Habituellement, le côté « Est » de l'île, est face au vent; l'océan y est agité et les poissons sont peu inquiétés par les pêcheurs qui hésitent à plonger dans la houle. En ce moment, c'est « l'Ouest » qui remue et l'Est voit un océan d'huile, une mer morte propice à la plongée. Ainsi, les pêcheurs des vallées habituellement calmes remontent-ils plonger vers Hakahau. C'est tout un spectacle car, ces As de la vie océane, partent comme leurs ancêtres en bateau avec les produits alimentaires de la vallée pour casser la croûte.
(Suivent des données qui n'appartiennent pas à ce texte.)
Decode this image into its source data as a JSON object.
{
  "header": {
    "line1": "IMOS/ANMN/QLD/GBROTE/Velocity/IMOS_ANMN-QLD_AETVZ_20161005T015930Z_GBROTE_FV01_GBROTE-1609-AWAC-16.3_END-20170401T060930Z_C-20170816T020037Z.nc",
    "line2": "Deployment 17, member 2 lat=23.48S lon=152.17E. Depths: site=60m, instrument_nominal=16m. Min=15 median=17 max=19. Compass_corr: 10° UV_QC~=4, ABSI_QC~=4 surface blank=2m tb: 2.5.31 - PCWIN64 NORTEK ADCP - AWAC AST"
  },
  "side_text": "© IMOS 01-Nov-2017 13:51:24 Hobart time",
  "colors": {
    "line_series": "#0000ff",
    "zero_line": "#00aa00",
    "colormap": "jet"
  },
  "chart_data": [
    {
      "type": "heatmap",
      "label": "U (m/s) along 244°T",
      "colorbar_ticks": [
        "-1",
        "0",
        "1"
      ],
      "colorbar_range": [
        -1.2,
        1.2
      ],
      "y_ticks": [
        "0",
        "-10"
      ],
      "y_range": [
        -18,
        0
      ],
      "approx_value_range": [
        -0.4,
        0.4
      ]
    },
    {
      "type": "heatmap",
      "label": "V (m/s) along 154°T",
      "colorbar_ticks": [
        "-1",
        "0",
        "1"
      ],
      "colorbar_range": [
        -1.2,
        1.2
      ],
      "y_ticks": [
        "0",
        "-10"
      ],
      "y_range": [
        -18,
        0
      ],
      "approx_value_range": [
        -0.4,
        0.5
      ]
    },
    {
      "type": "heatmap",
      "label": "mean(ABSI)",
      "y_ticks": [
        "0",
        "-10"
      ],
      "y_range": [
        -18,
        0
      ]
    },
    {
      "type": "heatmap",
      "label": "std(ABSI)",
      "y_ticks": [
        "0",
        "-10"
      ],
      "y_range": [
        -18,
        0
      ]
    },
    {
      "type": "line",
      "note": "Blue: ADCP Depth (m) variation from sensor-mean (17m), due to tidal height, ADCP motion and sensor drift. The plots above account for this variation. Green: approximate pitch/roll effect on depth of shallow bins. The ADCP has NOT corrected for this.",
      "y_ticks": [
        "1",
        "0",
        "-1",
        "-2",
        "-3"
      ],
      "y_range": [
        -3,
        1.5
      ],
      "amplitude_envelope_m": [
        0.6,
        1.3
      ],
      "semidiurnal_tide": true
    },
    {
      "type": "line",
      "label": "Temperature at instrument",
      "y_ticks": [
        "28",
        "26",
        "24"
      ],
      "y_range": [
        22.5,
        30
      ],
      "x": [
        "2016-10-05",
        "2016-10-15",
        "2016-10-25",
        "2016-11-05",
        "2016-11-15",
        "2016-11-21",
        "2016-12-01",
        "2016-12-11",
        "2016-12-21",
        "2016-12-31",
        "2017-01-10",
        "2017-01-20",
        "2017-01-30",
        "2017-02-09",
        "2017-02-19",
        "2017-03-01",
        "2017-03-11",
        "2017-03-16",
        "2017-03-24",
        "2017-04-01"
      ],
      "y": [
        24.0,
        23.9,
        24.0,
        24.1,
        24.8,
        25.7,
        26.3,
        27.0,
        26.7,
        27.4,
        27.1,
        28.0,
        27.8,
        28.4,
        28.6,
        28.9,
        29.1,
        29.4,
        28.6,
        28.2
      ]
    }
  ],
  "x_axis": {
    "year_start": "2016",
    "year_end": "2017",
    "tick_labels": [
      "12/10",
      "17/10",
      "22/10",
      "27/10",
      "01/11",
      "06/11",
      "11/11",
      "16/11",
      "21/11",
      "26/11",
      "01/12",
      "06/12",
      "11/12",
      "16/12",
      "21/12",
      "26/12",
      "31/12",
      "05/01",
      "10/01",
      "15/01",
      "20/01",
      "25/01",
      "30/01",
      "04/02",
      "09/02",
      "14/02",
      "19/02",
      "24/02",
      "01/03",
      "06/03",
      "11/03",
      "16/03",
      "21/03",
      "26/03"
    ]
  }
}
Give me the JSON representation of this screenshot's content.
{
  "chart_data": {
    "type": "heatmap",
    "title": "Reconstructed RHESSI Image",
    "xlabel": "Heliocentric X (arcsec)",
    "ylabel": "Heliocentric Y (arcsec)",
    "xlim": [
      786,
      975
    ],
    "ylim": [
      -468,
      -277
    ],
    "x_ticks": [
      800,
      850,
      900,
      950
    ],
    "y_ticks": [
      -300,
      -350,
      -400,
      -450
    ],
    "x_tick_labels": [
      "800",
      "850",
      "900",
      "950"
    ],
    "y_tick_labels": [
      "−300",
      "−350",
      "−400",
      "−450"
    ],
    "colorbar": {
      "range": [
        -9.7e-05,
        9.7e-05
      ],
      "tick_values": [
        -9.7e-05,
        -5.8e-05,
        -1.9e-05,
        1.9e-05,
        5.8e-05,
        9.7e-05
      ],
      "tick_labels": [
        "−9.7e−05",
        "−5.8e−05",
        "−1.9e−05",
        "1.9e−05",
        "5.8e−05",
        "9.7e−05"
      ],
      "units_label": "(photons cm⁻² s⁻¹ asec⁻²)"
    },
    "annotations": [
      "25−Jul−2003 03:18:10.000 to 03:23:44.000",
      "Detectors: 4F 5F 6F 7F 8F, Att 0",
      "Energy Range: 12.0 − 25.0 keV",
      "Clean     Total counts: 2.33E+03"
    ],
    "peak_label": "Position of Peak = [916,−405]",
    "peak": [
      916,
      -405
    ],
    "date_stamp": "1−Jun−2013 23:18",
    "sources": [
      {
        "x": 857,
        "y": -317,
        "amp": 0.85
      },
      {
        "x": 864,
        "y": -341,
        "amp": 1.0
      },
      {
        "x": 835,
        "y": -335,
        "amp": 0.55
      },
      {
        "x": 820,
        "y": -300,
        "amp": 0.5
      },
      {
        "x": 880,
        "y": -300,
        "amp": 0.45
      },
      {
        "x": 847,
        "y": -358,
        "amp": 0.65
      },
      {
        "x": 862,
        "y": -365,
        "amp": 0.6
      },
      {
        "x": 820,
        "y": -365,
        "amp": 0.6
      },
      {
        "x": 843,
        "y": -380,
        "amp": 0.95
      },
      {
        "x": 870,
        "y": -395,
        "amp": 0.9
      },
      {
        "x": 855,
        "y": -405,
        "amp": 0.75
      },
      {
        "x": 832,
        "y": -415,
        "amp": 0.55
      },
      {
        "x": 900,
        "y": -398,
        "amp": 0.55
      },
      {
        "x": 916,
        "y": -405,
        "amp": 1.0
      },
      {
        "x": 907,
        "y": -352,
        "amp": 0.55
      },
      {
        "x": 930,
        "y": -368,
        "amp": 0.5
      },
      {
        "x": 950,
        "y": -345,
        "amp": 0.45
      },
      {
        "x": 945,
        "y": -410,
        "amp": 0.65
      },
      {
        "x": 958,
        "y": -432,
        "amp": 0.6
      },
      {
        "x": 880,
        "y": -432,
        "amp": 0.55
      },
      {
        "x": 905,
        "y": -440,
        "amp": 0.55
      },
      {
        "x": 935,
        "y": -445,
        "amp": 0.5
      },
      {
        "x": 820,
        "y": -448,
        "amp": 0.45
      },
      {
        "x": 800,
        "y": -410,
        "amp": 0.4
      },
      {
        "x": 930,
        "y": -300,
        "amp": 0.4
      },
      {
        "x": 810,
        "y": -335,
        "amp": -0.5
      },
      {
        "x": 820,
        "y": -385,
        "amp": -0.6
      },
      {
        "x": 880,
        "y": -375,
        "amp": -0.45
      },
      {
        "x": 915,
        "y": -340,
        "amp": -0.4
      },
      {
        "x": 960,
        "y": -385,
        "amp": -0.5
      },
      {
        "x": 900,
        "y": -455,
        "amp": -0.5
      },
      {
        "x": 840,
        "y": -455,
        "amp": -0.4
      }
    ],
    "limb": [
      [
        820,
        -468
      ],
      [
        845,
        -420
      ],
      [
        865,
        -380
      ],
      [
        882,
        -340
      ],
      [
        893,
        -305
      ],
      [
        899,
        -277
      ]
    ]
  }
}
Leurs engins de pêche, très adaptés sont faits de bric et de broc. Leur soif de liberté assure qu'un niveau de risque très « marquisien » est de mise!

avec ce petit bateau, il est prêt à partir loin au large

Ces pêcheurs, carbonisés par le soleil, profitent des douches modernes du port pour se dessaler et se rafraîchir un peu

La visite de leur matériel montre un fût équipé de bouées qu'ils traînent avec eux pendant la plongée et dans lequel ils placent les prises; une cuvette de « popoï » (purée fermentée de fruits de l'arbre à pain) qui se mange avec les doigts en accompagnant un poisson cru juste pêché; une grande glacière pour la conservation du poisson

La pêche est bonne (plusieurs dizaines de kg); on voit des mérous, des perroquets, des rougets et des chirurgiens. Il faut savoir choisir son coin de pêche car certaines baies ont du corail et les poissons empoisonnés sont fréquents

Pendant ce temps, on restaure le « bonitier »; ce bateau de pêche est le seul ici, qui puisse évacuer au sec un blessé…le cordon avec la vie

Quatre voiliers dorment dans la baie; des voileux qui font le tour du monde. On rencontre fréquemment ces voyageurs qui viennent d'Europe ou du Canada en passant par Panama et les Galapagos; les Marquises sont leur première escale après bien des jours de mer.